NASA Goddard Uzay Uçuş Merkezi'nden gökbilimci Glyn Collinson, atmosferi olan her gezegenin ambipolar bir alanı olması gerektiğini belirterek, "Artık bunu ölçebildiğimize göre zaman içinde gezegenimizi ve diğerlerini nasıl şekillendirdiğini öğrenmeye başlayabiliriz." dedi.
Dünya uzayda hareketsiz duran bir toprak parçasından ibaret değil ve etrafında birçok farklı enerji alanı bulunuyor. Örneğin yer çekimi alanı, gezegenimizi yerinde tutan ve atmosferi sıkı sıkıya koruyan bir güç olarak duruyor. Ayrıca Dünya'nın içindeki dönen ve iletken materyalin ürettiği manyetik alan da, gezegenimizi güneş rüzgarları ve radyasyonun zararlı etkilerinden koruyor.
1968'de bilim insanları uzay çağına kadar fark edemediğimiz bir fenomeni tanımladı. Dünya'nın kutupları üzerinde uçan uzay aracı, Dünya atmosferinden kaçan süpersonik bir parçacık rüzgarı tespit etti. Bunun için en iyi açıklama üçüncü bir elektrik enerjisi alanıydı.
Collinson, "Buna ambipolar alan deniyor ve bir kaos aracı. Yer çekimine karşı koyuyor ve parçacıkları uzaya sürüklüyor. Ancak bunu daha önce hiç ölçemedik çünkü teknolojimiz yoktu. Biz de bu büyük görünmez kuvveti aramak için Endurance roket gemisini inşa ettik." dedi.

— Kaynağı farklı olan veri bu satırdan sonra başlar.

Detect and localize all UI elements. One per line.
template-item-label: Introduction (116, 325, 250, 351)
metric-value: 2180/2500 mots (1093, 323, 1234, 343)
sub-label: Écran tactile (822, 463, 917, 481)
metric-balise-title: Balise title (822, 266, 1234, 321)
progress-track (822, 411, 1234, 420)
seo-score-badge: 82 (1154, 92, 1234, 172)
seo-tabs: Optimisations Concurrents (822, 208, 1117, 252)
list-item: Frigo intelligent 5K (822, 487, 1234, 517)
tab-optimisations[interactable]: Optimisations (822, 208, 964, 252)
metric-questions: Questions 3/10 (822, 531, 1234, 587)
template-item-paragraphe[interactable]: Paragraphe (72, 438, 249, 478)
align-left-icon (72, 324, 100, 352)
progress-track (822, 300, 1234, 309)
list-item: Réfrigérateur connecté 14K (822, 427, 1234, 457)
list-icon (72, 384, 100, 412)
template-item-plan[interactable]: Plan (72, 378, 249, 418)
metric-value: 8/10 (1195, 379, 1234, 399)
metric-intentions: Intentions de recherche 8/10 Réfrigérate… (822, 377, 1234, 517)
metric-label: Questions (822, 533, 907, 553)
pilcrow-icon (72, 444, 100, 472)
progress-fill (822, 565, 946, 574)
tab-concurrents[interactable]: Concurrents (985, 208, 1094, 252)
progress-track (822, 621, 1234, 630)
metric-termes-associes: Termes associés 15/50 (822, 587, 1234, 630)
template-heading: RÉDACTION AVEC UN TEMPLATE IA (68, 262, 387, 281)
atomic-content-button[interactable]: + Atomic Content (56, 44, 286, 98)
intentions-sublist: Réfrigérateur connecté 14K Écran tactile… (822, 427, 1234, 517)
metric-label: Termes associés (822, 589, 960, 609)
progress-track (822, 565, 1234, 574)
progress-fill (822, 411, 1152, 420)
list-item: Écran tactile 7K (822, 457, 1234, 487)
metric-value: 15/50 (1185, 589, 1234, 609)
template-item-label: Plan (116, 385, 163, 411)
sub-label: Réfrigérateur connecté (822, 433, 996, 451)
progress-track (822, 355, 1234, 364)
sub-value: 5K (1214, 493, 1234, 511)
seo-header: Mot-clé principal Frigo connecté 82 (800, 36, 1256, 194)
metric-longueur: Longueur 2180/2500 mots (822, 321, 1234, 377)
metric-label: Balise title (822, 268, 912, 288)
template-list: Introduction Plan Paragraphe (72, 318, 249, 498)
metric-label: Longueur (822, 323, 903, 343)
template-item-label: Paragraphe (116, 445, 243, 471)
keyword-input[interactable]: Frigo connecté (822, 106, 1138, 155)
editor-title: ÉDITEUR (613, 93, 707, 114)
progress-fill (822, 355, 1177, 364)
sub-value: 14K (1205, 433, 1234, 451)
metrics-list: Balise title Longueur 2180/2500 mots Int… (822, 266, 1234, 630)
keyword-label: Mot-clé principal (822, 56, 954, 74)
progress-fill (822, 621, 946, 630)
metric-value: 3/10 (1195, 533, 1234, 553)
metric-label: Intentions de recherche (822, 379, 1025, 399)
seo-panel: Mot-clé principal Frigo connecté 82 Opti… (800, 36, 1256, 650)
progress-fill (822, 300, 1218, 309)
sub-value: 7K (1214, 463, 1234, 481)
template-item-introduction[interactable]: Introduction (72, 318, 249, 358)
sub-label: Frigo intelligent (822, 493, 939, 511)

Ambipolar alanın nasıl çalışması gerektiği şöyle öngörülüyordu: Yaklaşık 250 kilometre yükseklikten başlayarak, atmosferin iyonosfer adı verilen bir katmanında, aşırı ultraviyole ve güneş radyasyonu atmosferik atomları iyonize ederek negatif yüklü elektronları koparır ve atomu pozitif yüklü bir iyona dönüştürür.
Daha hafif elektronlar uzaya doğru uçmaya çalışırken, daha ağır iyonlar yere doğru batmaya çalışır. Ancak plazma ortamı yük nötrlüğünü korumaya çalışır ve bu, elektronlar ile iyonlar arasında onları birbirine bağlayan bir elektrik alanının oluşmasına neden olur. Buna ambipolar alan deniyor çünkü her iki yönde de çalışıyor; iyonlar aşağı doğru, elektronlar ise yukarı doğru bir çekim sağlıyor.
Bu ambipolar alan inanılmaz derecede zayıf olduğundan, Collinson ve ekibi bunu tespit etmek için gemi tasarladı. Bu kapsamda Endurance misyonu, Mayıs 2022'de fırlatıldı ve değerli, zor kazanılmış verileriyle 768,03 kilometre yüksekliğe ulaştı. Misyon başarılı da oldu. Elektrik potansiyelinde sadece 0,55 voltluk bir değişiklik ölçüldü, bu da gereken tek şeydi.
Collinson, "Yarım volt neredeyse hiçbir şey değil, sadece bir saat pili kadar güçlü. Ama kutup rüzgarını açıklamak için doğru miktar bu." diyerek durumu özetledi. Çalışmanın ortak yazarı Alex Glocer'e göre bu, yer çekim karşı koymak hatta parçacıkları süpersonik hızlarda uzaya fırlatmak için fazlasıyla yeterli. Öte yandan Mars ve Venüs gibi gezegenlerde de böyle bir alanın varlığı değerlendiriliyor.